A physically correct thought experiment

Thought experiments should be also physically correct, every component should be described accurately and without ambivalence. Einstein was a master at it. So in fact, Schrödinger’s thought experiment should not be regarded as a correct physical thought experiment. So let’s take that unjustly introduced live cat out and replace it with something that can be described physically very well, a thing, dead matter. For example, a clock or stopwatch that is stopped by the click of the Geiger counter.

The Schrödinger stopwatch experiment: A hermetically sealed box contains a radioactive atom known to have a 50% chance of being decayed after one hour. It also contains a Geiger counter connected to a stopwatch. Closing the box starts the stopwatch. A click of the Geiger counter will stop the stopwatch. According to the Copenhagen interpretation, it is impossible to predict when the atom will decay, which is still the prevailing opinion among physicists. As the atom decays, it produces radioactive radiation that is detected by the Geiger counter. The click of the Geiger counter stops the running stopwatch. After closing the box we  wait an hour before opening the box to observe if and when the stopwatch has stopped.

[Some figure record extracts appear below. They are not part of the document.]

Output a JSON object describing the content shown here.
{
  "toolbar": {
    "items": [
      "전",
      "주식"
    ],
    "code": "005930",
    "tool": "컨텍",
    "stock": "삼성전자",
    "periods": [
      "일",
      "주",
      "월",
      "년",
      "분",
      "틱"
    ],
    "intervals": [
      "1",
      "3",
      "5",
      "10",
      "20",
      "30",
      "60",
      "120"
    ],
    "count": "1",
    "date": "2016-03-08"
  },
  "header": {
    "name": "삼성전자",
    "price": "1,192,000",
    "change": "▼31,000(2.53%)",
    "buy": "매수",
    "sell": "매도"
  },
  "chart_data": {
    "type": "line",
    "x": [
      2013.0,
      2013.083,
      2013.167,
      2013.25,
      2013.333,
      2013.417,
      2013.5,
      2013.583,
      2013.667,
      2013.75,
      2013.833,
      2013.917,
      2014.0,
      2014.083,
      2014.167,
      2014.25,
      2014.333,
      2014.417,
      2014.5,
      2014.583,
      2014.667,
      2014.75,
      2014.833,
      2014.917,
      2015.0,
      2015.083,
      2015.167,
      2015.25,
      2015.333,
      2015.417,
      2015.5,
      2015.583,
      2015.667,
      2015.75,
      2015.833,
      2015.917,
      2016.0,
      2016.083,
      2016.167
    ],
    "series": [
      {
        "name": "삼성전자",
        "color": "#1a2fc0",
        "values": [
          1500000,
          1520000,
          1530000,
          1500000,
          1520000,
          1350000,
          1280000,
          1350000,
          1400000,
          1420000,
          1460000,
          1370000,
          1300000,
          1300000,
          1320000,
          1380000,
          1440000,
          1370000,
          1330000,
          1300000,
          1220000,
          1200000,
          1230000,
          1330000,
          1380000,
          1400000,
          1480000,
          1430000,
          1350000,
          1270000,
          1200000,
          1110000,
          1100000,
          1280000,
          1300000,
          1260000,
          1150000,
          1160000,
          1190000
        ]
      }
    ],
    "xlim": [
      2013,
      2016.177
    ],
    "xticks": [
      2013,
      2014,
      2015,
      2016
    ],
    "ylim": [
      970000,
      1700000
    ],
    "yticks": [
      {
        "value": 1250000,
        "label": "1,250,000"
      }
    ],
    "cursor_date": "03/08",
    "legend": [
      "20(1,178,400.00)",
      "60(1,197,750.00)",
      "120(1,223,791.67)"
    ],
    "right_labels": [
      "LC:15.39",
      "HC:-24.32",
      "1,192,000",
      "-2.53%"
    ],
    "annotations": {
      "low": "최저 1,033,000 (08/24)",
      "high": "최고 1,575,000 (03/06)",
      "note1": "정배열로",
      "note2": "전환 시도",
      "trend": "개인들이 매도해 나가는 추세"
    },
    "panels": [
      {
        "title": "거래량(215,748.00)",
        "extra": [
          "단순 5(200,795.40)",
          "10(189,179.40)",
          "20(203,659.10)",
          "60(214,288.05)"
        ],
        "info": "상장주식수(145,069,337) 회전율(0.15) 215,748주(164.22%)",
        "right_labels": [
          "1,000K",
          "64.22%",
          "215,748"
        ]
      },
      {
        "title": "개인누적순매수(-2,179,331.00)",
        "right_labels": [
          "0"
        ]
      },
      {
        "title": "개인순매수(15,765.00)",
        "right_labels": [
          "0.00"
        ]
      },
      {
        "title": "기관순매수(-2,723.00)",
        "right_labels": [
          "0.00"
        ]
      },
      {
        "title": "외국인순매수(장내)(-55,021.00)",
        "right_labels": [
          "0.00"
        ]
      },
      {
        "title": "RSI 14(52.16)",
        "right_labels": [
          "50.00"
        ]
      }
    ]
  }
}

The Copenhagen interpretation tells us that the atom, the Geiger counter and the stopwatch form one joint superposition of quantum states, i.e. entanglement, when the box is closed and no measurements have been taken yet. As soon as we open the box, the quantum wave collapses and we will observe the materialized contents of the box. Now suppose that the stopwatch turns out to have been stopped after 44 minutes, so 16 minutes before the box was opened. Thus we recognize that the atom decayed 16 minutes ago. Now realize that the stopwatch materialized – became tangible matter with the hand at 44 minutes – at the moment that we opened the box. During the hour between the closing and the opening of the box, there existed no material stopwatch, neither running or stopped, but a non-material entangled state wave representing the contents of the box.

The observer also creates time

Behold – logically arising from the Copenhagen interpretation – the origin of time. The observer not only creates the matter that presents itself to us, but also – retroactively in time – the moment at which it happened. The observer creates the event as it unfolded in time. A stunning conclusion. No wonder the Copenhagen interpretation is not very popular among physicists. But those other hypotheses are even more unlikely.

If you are still in doubt here, I therefore refer you to the delayed choice experiments that seem also to demonstrate retrocausality – not to the one of Kim et al. of 1999, there is a flaw in its design and interpretation – but to those well designed ones that are very well explained as showing the retrocausal creation of history and time.